You can list untracked ignored files with the --ignored
option to the status command:
$ git status --ignored On branch master Ignored files: (use "git add -f <file>..." to include in what will be committed) rand.c~ no changes added to commit (use "git add" and/or "git commit -a") $ git status --short --branch --ignored ## master !! rand.c~
You could instead use the dry-run option of cleaning ignored files: git clean -Xnd
, or the low-level (plumbing) command git ls-files
:
$ git ls-files --others --ignored --exclude-standard rand.c~
The latter command can also be used to list tracked files that match ignore patterns. Having such files might mean that some files need to be un-tracked (perhaps because what was once a source file is now generated), or that ignore patterns are too broad. As Git uses the existence of a file in the staging area (cache) to know which files to track, this can be done with the following command:
$ git ls-files --cached --ignored --exclude-standard
Plumbing versus porcelain commands
Git commands are divided into two sets: high-level porcelain commands intended for interactive usage by the user, and low-level plumbing commands intended mainly for shell scripting. The major difference is that high-level commands have output that can change and that is constantly improving, for example, going from (no branch)
to (detached from HEAD)
in the git branch
output in the detached from HEAD
case; though some porcelain commands have the option (usually --porcelain
) to switch to unchanging output. Their output and behavior are subject to configuration.

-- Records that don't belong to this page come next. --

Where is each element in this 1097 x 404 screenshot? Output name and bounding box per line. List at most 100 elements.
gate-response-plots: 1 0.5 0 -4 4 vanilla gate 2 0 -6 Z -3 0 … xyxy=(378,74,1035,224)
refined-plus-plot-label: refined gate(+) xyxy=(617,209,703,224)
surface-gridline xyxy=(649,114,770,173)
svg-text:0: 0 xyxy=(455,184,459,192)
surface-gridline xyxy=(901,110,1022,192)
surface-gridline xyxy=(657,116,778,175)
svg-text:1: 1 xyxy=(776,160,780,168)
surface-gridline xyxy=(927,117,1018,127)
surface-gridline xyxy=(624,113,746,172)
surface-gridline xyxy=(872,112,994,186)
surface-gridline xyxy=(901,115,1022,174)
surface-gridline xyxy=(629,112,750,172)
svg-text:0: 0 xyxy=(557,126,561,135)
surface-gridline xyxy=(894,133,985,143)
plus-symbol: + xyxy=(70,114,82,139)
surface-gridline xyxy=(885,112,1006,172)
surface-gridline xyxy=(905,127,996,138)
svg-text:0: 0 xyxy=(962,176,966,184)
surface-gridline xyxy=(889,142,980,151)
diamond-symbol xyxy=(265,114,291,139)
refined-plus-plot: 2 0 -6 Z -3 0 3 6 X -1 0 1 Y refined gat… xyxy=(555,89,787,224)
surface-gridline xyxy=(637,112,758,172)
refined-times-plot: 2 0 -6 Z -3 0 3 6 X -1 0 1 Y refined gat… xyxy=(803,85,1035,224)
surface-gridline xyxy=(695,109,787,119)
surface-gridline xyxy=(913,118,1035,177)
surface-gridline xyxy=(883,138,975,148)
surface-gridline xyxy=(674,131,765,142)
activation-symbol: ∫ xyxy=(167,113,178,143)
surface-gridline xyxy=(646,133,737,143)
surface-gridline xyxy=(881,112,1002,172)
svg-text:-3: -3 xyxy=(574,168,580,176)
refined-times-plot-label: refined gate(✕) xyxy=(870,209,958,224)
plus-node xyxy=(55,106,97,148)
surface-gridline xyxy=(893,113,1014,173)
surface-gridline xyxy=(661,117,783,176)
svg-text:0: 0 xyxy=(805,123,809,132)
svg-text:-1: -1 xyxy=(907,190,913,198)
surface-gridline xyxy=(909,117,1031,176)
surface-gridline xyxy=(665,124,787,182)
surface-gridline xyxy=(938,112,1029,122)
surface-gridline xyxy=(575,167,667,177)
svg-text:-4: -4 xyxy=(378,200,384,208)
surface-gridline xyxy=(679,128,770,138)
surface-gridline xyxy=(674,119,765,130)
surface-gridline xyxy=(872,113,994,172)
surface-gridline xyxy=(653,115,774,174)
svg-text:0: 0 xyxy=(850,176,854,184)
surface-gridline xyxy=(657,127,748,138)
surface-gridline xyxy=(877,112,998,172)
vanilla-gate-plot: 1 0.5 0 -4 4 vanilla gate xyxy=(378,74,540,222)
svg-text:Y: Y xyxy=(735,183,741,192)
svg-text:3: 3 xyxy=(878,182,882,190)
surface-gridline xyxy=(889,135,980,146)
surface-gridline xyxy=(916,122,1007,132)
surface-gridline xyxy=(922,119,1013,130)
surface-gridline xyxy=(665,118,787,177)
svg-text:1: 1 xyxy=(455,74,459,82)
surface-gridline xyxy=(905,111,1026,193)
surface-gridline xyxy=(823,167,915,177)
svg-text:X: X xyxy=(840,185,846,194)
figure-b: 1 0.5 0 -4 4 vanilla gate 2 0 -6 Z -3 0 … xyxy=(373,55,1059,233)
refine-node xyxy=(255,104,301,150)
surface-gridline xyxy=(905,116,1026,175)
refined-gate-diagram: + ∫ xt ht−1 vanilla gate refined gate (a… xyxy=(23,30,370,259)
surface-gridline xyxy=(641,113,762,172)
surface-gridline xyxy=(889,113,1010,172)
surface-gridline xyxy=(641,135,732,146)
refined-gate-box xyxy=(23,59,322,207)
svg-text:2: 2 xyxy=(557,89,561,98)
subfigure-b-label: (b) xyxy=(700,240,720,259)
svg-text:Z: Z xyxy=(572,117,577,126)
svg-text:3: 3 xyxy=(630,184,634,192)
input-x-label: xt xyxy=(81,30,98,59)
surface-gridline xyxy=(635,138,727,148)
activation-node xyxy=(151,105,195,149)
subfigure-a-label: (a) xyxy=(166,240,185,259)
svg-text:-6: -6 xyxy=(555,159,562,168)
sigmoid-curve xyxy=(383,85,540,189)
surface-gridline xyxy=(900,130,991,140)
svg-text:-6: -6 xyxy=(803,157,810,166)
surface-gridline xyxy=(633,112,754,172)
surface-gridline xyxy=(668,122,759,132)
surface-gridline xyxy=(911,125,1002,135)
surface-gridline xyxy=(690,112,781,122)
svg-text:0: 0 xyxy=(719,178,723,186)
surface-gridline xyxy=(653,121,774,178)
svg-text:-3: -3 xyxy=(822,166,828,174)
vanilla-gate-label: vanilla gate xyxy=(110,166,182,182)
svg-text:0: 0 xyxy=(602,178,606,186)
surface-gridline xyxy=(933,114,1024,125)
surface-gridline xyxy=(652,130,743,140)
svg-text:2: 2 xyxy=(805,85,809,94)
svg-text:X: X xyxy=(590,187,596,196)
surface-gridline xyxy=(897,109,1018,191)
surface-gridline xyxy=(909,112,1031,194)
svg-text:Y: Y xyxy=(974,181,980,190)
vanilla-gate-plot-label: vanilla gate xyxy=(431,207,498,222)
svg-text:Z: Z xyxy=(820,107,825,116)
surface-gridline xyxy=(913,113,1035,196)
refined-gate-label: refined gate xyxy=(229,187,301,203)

Another important difference is that plumbing commands try to guess what you meant, have default parameters, use the default configuration, and so on. Not so with plumbing commands. In particular you need to pass the --exclude-standard
option to the git ls-files
command to make it respect the default set of ignore files.
You can find more on this topic in Chapter 10, Customizing and Extending Git.
You might have files in the repository that are changed, but rarely committed. These can be various local configuration files that are edited to match the local setup, but should never be committed upstream. This can be a file containing the proposed name for a new release, to be committed when tagging the next released version.
You would want to keep such files in the dirty state most of the time, but you would like Git not to tell you about their changes all the time, in case you miss other changes because you are used to ignore such messages.
Git can be configured to skip checking the worktree (to assume that it is always up to date), and to use instead the staged version of the file, by setting the aptly named skip-worktree
flag for a file. For this you would need to use the low-level git update-index
command, the plumbing equivalent of the user-facing git add
porcelain (you can check file status and flags with `git ls-files`):
$ git update-index --skip-worktree GIT-VERSION-NAME $ git ls-files -v S GIT-VERSION-NAME H Makefile
Note however that this elision of worktree also includes the git stash
command; to stash away your changes and make the working directory clean, you need to disable this flag (at least temporarily). To make Git again look at the working directory version, and start tracking changes to the file, use the following command:
$ git update-index --no-assume-unchanged GIT-VERSION-NAME
There is a similar assume-unchanged
flag that can be used to make Git completely ignore any changes to the file, or rather assume that it is unchanged. Files marked with this flag never show as changed in the output of the git status
or git diff
command. The changes to it will not be staged nor committed.
This is sometimes useful when working with a big project on a filesystem with very slow checking for changes. Do not use assume-unchanged for ignoring changes to tracked files. You are promising that the file didn't change; lying to Git with, for example, git stash save
believing what you stated, would lose your local changes.